# Counting Bloom Filters

1. Bloom Filters

    1.1 Theory
    
    1.2 Applications
    

2. Counting Bloom Filters

    2.1 Implementation
    
    2.2 Analysis
    

## Bloom Filters

### Theory

Bloom Filters were introduced and named by Burton Bloom (1970) as a way to yield quick responses to whether a given element was within a set of elements without having to store each individual element. It exploits a trade off between space and calculated error for problems in which there is low cost to false positives. 

Open addressing allowed us to operate hash tables with O(1) at each operation. However, (depending on the implementation) the size/memory required of the table increases as the set of elements to be stored increases. That is caused by each element being physically stored within the table and then accessed through the hash functions. This becomes computationally expensive as each element is contained within the table. 

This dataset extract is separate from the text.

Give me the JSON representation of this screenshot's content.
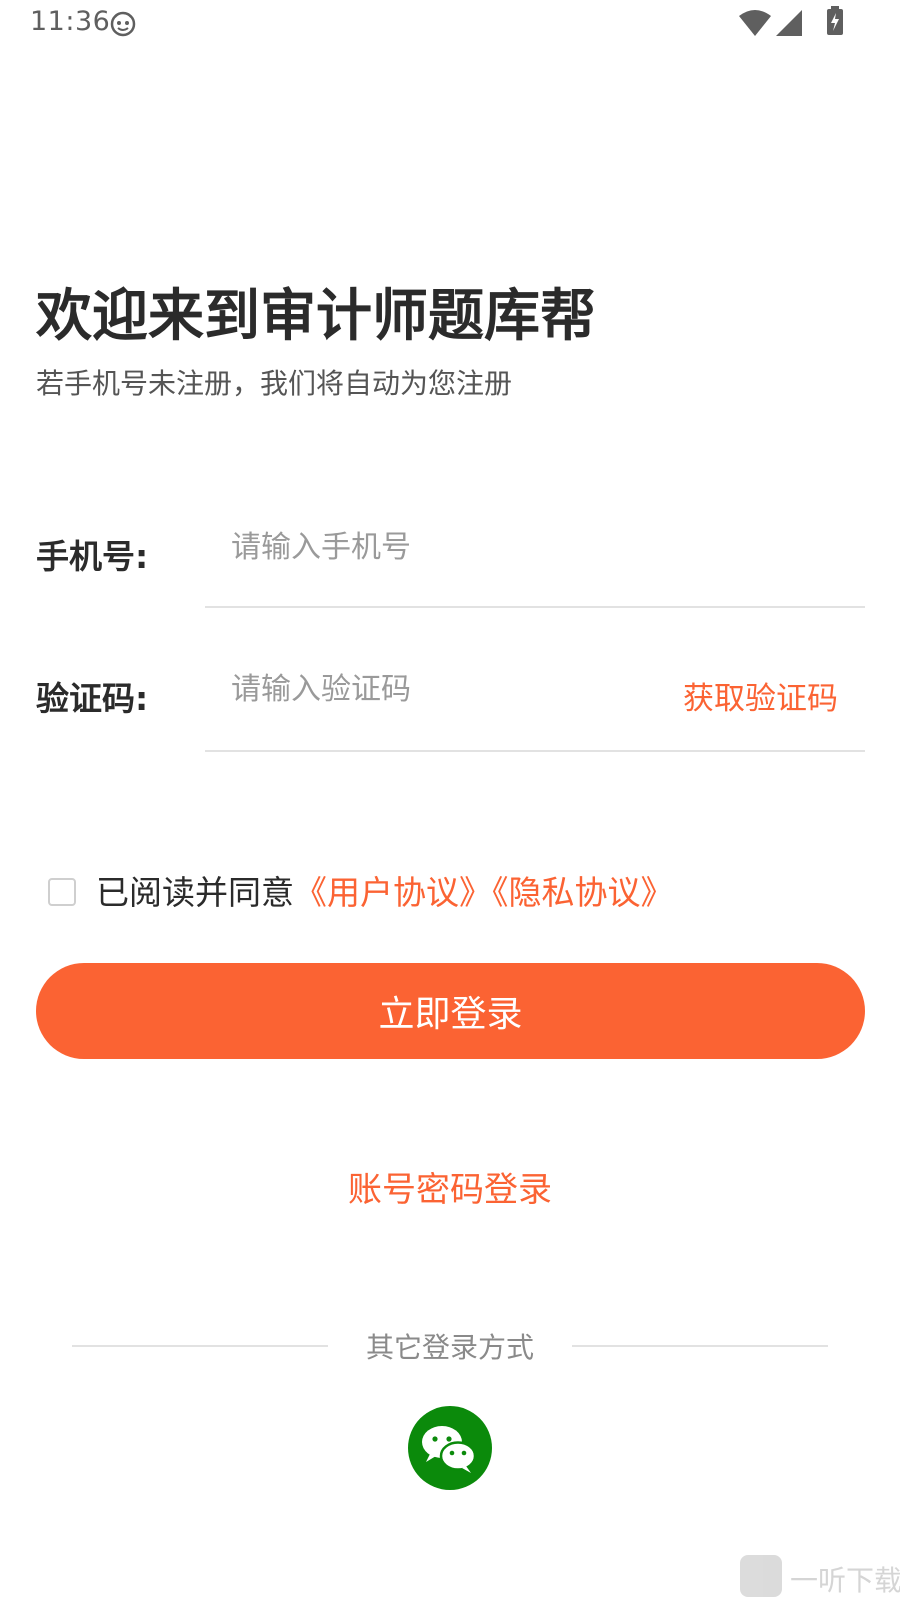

Bloom reduced the informational content contained within each slot to whether the element has been encountered. That is instead of storing the element itself, an element that was fed to the algorithm leaves a mark in the slot that it accessed. Practically this means that each slot does not contain the element that accessed it through a hash function but simply a 0 if no element has accessed it or a 1 if it has been accessed. Each new element accesses the hash table through multiple hash functions leaving a unique imprint on the hash table by marking various spots. Imagine it through the profile of a shoe that leaves marks in the snow only in spots unique to the shoe's profile. When we now test if an element is a part of the set that has been passed to the table before, we simply check if all slots the element should have marked are equal to 1. More formally, each element $n_a$ of set $N$ will be passed through a k-sized set $H$ of hash functions $h_1, ..., h_k$. Then, in a hash table $B$ each $B[h_i(n_a)]$ will be set to 1. 

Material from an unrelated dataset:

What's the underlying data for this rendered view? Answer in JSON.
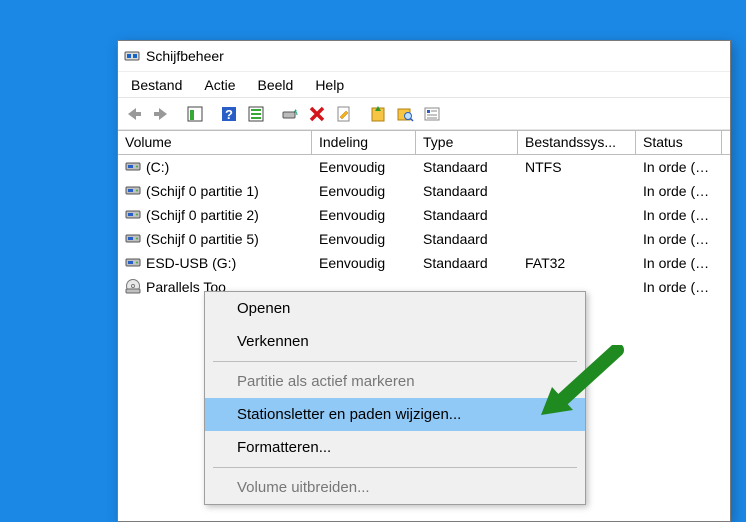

Bloom Filteres do have a chance of false positives however. I.e., when we identify an element $n_x$ to be part of $N$ when it is not. Such an error occurs if previously passed elements have set the markers corresponding to $n_x$ to 1. 
Imagine the case that we have k = 3 hash functions $h_1, h_2, h_3$ and are checking if an element $n_4$ is part of $N$. We have previously passed $n_1, n_2, n_3$ who are part of $N$ to $B$. If now: 

$B[h_1(n_1)]$ = $B[h_1(n_4)]$

$B[h_2(n_2)]$ = $B[h_2(n_4)]$

$B[h_3(n_3)]$ = $B[h_3(n_4)]$

then we consider $n_4$ to be part of N even though it is not. We could minimize the false positive likelihood simply by increasing k. However, this would mean that $B$ would need to increase to avoid few elements to just fill up the entire table. Consider for the example illustrated in Fig. 1. 
Aside from the added overhead of calculated the additional hash value, we are also increasing the table's required memory which is exactly what we were optimizing for in the first place. Hence, we are dealing with another trade off: Increase k and hence memory and overhead or accept larger error. Therefore, it using an apppropriate uniformly hashing function is imperative.

Mathematically, the false positive rates for a bloom filter is the probability that for an element passed to the filter, none of the slots are zero. In a Bloom Filter of size m bits, k hash functions, and n set members the probability of having a zero in a slot is: 

$P(B[i] = 0) = (1-\frac{1}{m})^{kn}$

Hence the probability of a false positive p is: 

$p = (1 - (1-\frac{1}{m})^{kn})^k \approx (1 - e^{kn/m})^k$

We can minimize the above function for an optimal number of hash functions k at:

$k = ln (2) \frac{m}{n}$. 

Hence, the false positive rate is given at:

$(\frac{1}{2})^k = (0.6185)^{m/n}$. 

(Cao, 1998)


Consequently, we can calculate the size of the given bloom filter if we have a given false positive probability p and an expected input size n: 

$m = \frac {n * log(\frac{1}{p})}{log^2 (2)}$

(Cortesi, 2015)

In [None]:
import math

#initialize the bloom filter class
class bloom():
    
    #our filter takes as inputs the size of the input and the desired false positive rate
    def __init__(self, n, p):
        
        #calculate the memory size of the BF
        self.size = n * math.log(1/p) / (math.log(2)*math.log(2))
        
        #set up a table filled with 0 markers
        self.table = [0]*self.size
        
        #find the number of hash functions
        self.optimal_k = math.log(k)*(self.size/n)
     
    #Insertion method
    def insert(self, elem):
        
        #for every hash function
        for i in range(self.optimal_k):
            
            #retrieve the hash value
            h_value = mmh3.hash(elem, i)
            
            #set the marker to 1
            self.table[h_value] = 1
    
    
    #Check Method
    def check(self, elem):
        
        #for every hash function
        for i in range(self.optimal_k):
            
            #retrieve hash value
            h_value = function(elem, i)
            
            #check if the marker has been set to 1
            if self.table[h_value] != 1:
                #return as soon as a marker is not 1
                return False
        
        #if all markers were 1, return True
        return True